To assess the market environment this year, data from seven fairs across Frankton, Taranaki, Rangiuru and Feilding has been compared and the findings confirm suspicions that supply is low once again.

Total throughput of spring-born weaners at these yards from mid-October to mid-December was above 21,000-head for the 2019-2021 period. It was last year that figures came in just shy of 16,000-head as increased rearing costs meant some farmers exited calf rearing. 

The running total at the end of the first week of November in 2021 and 2022 sat at 24% of the total of the mentioned period. If this pattern were to continue, the figure for 2023 come mid-December should once again be around 16,000-head of spring-born weaners. 

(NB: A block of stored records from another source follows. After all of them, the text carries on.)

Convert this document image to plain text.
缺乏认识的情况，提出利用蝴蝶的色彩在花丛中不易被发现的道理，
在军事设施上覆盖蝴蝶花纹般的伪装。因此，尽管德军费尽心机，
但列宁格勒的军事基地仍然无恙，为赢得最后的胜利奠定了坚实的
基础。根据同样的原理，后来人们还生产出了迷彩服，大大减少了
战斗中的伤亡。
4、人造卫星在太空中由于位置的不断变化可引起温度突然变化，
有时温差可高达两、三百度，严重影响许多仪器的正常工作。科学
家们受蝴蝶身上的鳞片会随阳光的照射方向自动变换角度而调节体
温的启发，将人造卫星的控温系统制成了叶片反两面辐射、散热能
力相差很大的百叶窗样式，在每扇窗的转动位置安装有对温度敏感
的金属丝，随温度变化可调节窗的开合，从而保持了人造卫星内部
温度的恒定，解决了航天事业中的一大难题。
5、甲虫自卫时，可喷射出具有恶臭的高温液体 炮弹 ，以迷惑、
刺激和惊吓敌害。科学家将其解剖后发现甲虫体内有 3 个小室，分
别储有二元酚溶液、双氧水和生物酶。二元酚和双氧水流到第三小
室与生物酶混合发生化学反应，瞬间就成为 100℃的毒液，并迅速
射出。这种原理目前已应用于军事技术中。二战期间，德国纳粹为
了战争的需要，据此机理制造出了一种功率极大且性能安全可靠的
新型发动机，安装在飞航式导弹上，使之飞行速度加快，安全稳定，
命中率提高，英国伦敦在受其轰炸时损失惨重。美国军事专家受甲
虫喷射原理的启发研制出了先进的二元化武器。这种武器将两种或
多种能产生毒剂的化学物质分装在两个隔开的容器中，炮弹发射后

There has been a positive impact from fewer calves being reared and that’s on quality. New Zealand Farmers Livestock agent Brent Bougen commented that what they are seeing at Frankton in Waikato is “generally a better calf, particularly in the autumn-born lines, which have had good grass all the way through and are better bred. There are a few more exotic-cross types coming through, such as Charolais-cross, and the true whiteface Hereford-Friesian and Friesian bulls are still sought after.” 

Weaner fairs at Frankton haven’t thrown any big surprises out so far, with average throughput and regular regions represented on the buying bench. 

“Buyers have turned up as the grass has grown,” Bougen said. 

At the start of November, Northland buyers were very active at both Frankton and Taranaki fairs, where bull tallies were high, and this put the pressure on local buyers. The day before, however, Rangiuru missed buyers from that neck of the woods and that showed in bull returns. 

With three fairs under its belt, Frankton saleyards has hosted a significant number of Friesian bulls and returns have been positive. Comparing the November 2 sale to the same in 2022 shows a $22 per head lift in returns. 

Per kilogram returns make interesting reading too. At the first fair held at Frankton, the average per kilogram return was $5.24/kg, up from $4.82/kg last year. This was driven by higher per-head values, up $35, and a lower average weight by 5kg, down to 100kg even. 

“The better end of the whiteface and Friesian bulls have always sold well. Those around 100kg and lighter are getting a little tougher as we progress,” said Bougen. 

At the time of going to print, Frankton was busy yarding 1600-1700 weaners for the fourth fair, typically one of the largest, and Bougen was wary that the jump in supply could test demand.

At the first Frankton fair, spring-born dairy-beef bulls and heifers posted heavier average weights, but this didn’t put a halt to an increase in per kilogram returns as they lifted 35c/kg for bulls and 55c/kg for heifers. This meant a solid lift in the average per head return by $80 for bulls and $75 for the heifers to $605 and $460 respectively. 

For the rearers willing to stick it out under trying financial conditions, it looks as if the hard work has paid off.

The call to rear Jersey bulls also played out well for the few who did. 

“There has been a shortage of yearling Jersey bulls in the last year or so and people are buying weaners as they look ahead to the future”, Bougen said when asked about the $610-$650 returns seen at Frankton on November 2. 

The three pens of Jersey bulls that achieved this averaged 90-96kg, which put per-kilogram returns at a whopping $6.67-$7.07/kg. 

“It will be interesting to see whether a few more get reared,” Bougen said.